Analysis of the potential pathways and target genes in spinal cord injury using bioinformatics methods

Spinal cord injury (SCI) remains to be the most devastating type of trauma for patients because of long lasting disability and limited response to the acute drug administration and efforts at rehabilitation. With the purpose to identify potential targets for SCI treatment and to gain more insights into the mechanisms of SCI, the microarray data of GSE2270, including 119 raphe magnus (RM) samples and 125 sensorimotor cortex (SMTC) samples, was downloaded from the Gene Expression Omnibus database. Differentially expressed genes (DEGs) were screened in RM group and SMTC group compared with their corresponding controls, respectively. A protein–protein interaction (PPI) network was constructed based on the common DEGs identified in both RM group and SMTC group.
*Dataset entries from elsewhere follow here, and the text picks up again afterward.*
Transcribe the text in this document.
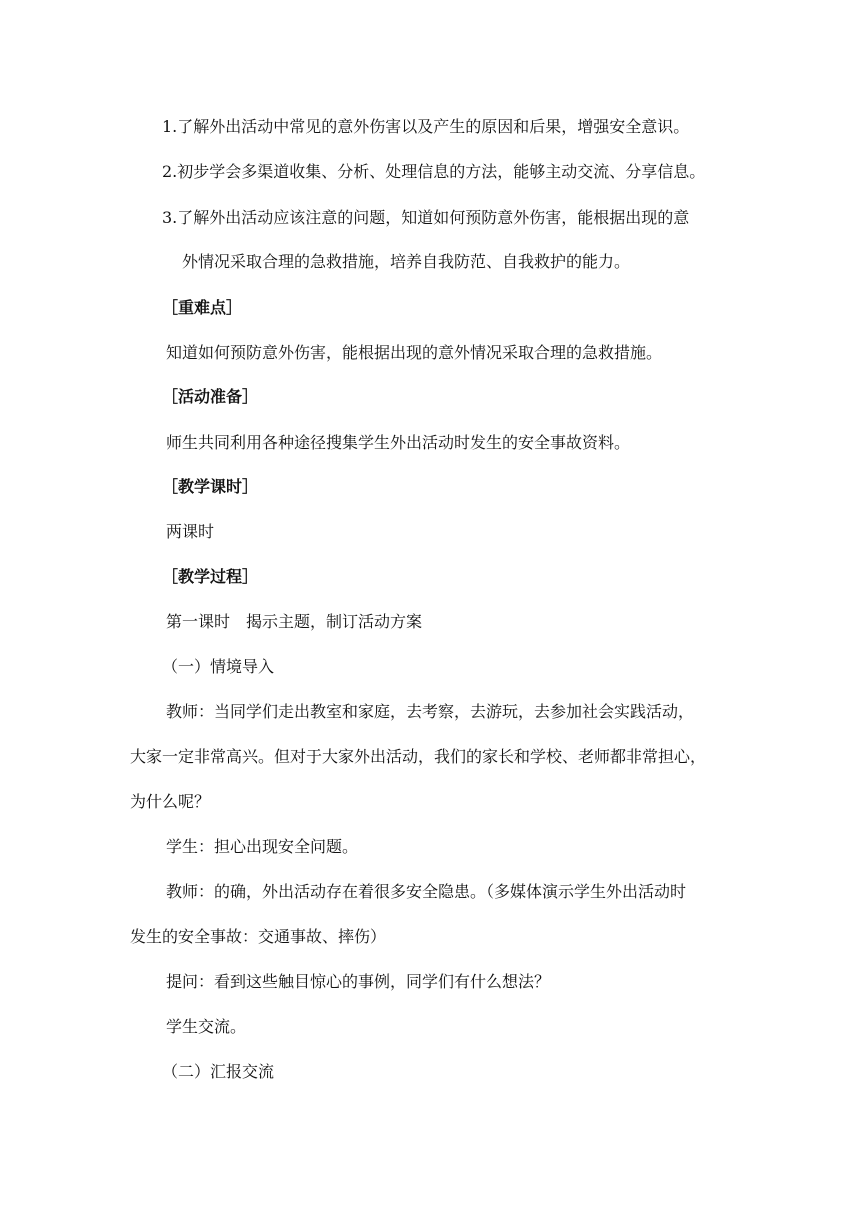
1.了解外出活动中常见的意外伤害以及产生的原因和后果，增强安全意识。
2.初步学会多渠道收集、分析、处理信息的方法，能够主动交流、分享信息。
3.了解外出活动应该注意的问题，知道如何预防意外伤害，能根据出现的意
外情况采取合理的急救措施，培养自我防范、自我救护的能力。
［重难点］
知道如何预防意外伤害，能根据出现的意外情况采取合理的急救措施。
［活动准备］
师生共同利用各种途径搜集学生外出活动时发生的安全事故资料。
［教学课时］
两课时
［教学过程］
第一课时　揭示主题，制订活动方案
（一）情境导入
教师：当同学们走出教室和家庭，去考察，去游玩，去参加社会实践活动，
大家一定非常高兴。但对于大家外出活动，我们的家长和学校、老师都非常担心，
为什么呢？
学生：担心出现安全问题。
教师：的确，外出活动存在着很多安全隐患。（多媒体演示学生外出活动时
发生的安全事故：交通事故、摔伤）
提问：看到这些触目惊心的事例，同学们有什么想法？
学生交流。
（二）汇报交流
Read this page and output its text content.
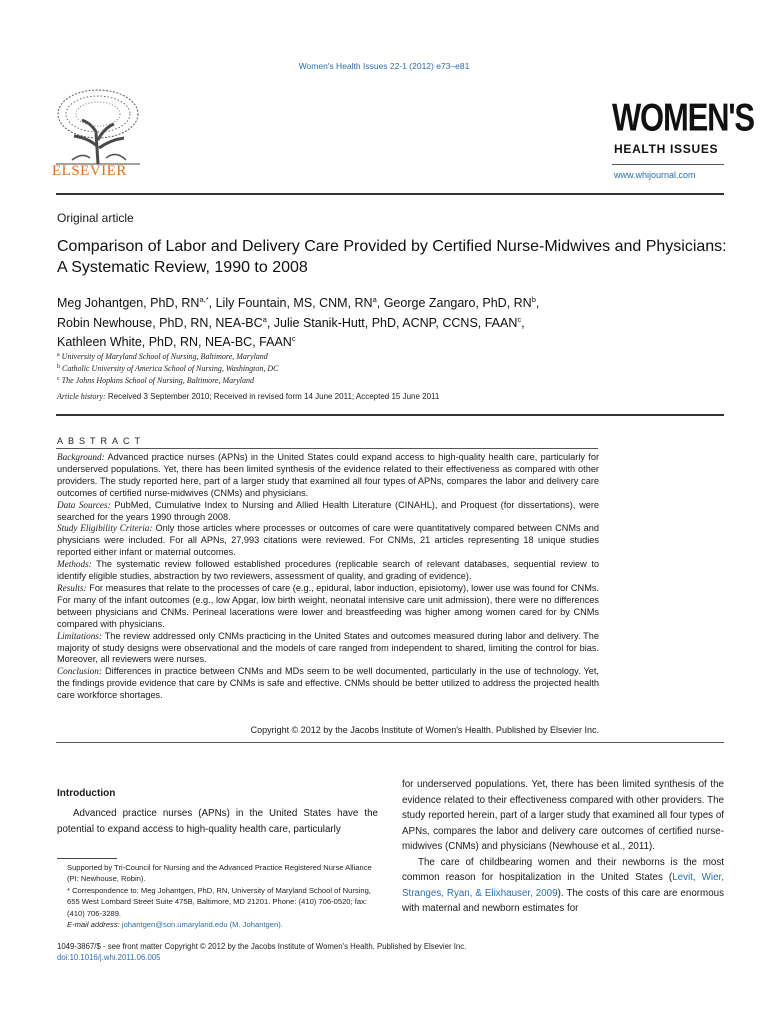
Women's Health Issues 22-1 (2012) e73–e81
ELSEVIER
WOMEN'S
HEALTH ISSUES
www.whijournal.com
Original article
Comparison of Labor and Delivery Care Provided by Certified Nurse-Midwives and Physicians: A Systematic Review, 1990 to 2008
Meg Johantgen, PhD, $RN^{a,*}$, Lily Fountain, MS, CNM, $RN^a$, George Zangaro, PhD, $RN^b$,
Robin Newhouse, PhD, RN, NEA-$BC^a$, Julie Stanik-Hutt, PhD, ACNP, CCNS, FAAN$^c$,
Kathleen White, PhD, RN, NEA-BC, FAAN$^c$
$^a$ University of Maryland School of Nursing, Baltimore, Maryland
$^b$ Catholic University of America School of Nursing, Washington, DC
$^c$ The Johns Hopkins School of Nursing, Baltimore, Maryland
Article history: Received 3 September 2010; Received in revised form 14 June 2011; Accepted 15 June 2011
ABSTRACT

Background: Advanced practice nurses (APNs) in the United States could expand access to high-quality health care, particularly for underserved populations. Yet, there has been limited synthesis of the evidence related to their effectiveness as compared with other providers. The study reported here, part of a larger study that examined all four types of APNs, compares the labor and delivery care outcomes of certified nurse-midwives (CNMs) and physicians.

Data Sources: PubMed, Cumulative Index to Nursing and Allied Health Literature (CINAHL), and Proquest (for dissertations), were searched for the years 1990 through 2008.

Study Eligibility Criteria: Only those articles where processes or outcomes of care were quantitatively compared between CNMs and physicians were included. For all APNs, 27,993 citations were reviewed. For CNMs, 21 articles representing 18 unique studies reported either infant or maternal outcomes.

Methods: The systematic review followed established procedures (replicable search of relevant databases, sequential review to identify eligible studies, abstraction by two reviewers, assessment of quality, and grading of evidence).

Results: For measures that relate to the processes of care (e.g., epidural, labor induction, episiotomy), lower use was found for CNMs. For many of the infant outcomes (e.g., low Apgar, low birth weight, neonatal intensive care unit admission), there were no differences between physicians and CNMs. Perineal lacerations were lower and breastfeeding was higher among women cared for by CNMs compared with physicians.

Limitations: The review addressed only CNMs practicing in the United States and outcomes measured during labor and delivery. The majority of study designs were observational and the models of care ranged from independent to shared, limiting the control for bias. Moreover, all reviewers were nurses.

Conclusion: Differences in practice between CNMs and MDs seem to be well documented, particularly in the use of technology. Yet, the findings provide evidence that care by CNMs is safe and effective. CNMs should be better utilized to address the projected health care workforce shortages.

Copyright © 2012 by the Jacobs Institute of Women's Health. Published by Elsevier Inc.
Introduction

Advanced practice nurses (APNs) in the United States have the potential to expand access to high-quality health care, particularly

for underserved populations. Yet, there has been limited synthesis of the evidence related to their effectiveness compared with other providers. The study reported herein, part of a larger study that examined all four types of APNs, compares the labor and delivery care outcomes of certified nurse-midwives (CNMs) and physicians (Newhouse et al., 2011).

The care of childbearing women and their newborns is the most common reason for hospitalization in the United States (Levit, Wier, Stranges, Ryan, & Elixhauser, 2009). The costs of this care are enormous with maternal and newborn estimates for

Supported by Tri-Council for Nursing and the Advanced Practice Registered Nurse Alliance (PI: Newhouse, Robin).

* Correspondence to: Meg Johantgen, PhD, RN, University of Maryland School of Nursing, 655 West Lombard Street Suite 475B, Baltimore, MD 21201. Phone: (410) 706-0520; fax: (410) 706-3289.

E-mail address: johantgen@son.umaryland.edu (M. Johantgen).

1049-3867/$ - see front matter Copyright © 2012 by the Jacobs Institute of Women's Health. Published by Elsevier Inc.
doi:10.1016/j.whi.2011.06.005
Gene ontology (GO) and pathway enrichment analyses of the overlapping DEGs were performed. Furthermore, the common DEGs enriched in each pathway were analyzed to identify significant regulatory elements. Totally, 173 overlapping DEGs (130 up-regulated and 43 down-regulated) were identified in both RM and SMTC samples. These overlapping DEGs were enriched in different GO terms. Pathway enrichment analysis revealed that DEGs were mainly related to inflammation and immunity. CD68 molecule (CD68) was a hub protein in the PPI network. Moreover, the regulatory network showed that ras-related C3 botulinum toxin substrate 2 (RAC2), CD44 molecule (CD44), and actin related protein 2/3 complex (ARPC1B) were hub genes. RAC2, CD44, and ARPC1B may be significantly involved in the pathogenesis of SCI by participating significant pathways such as extracellular matrix-receptor signaling pathway and Toll-like receptor signaling pathway.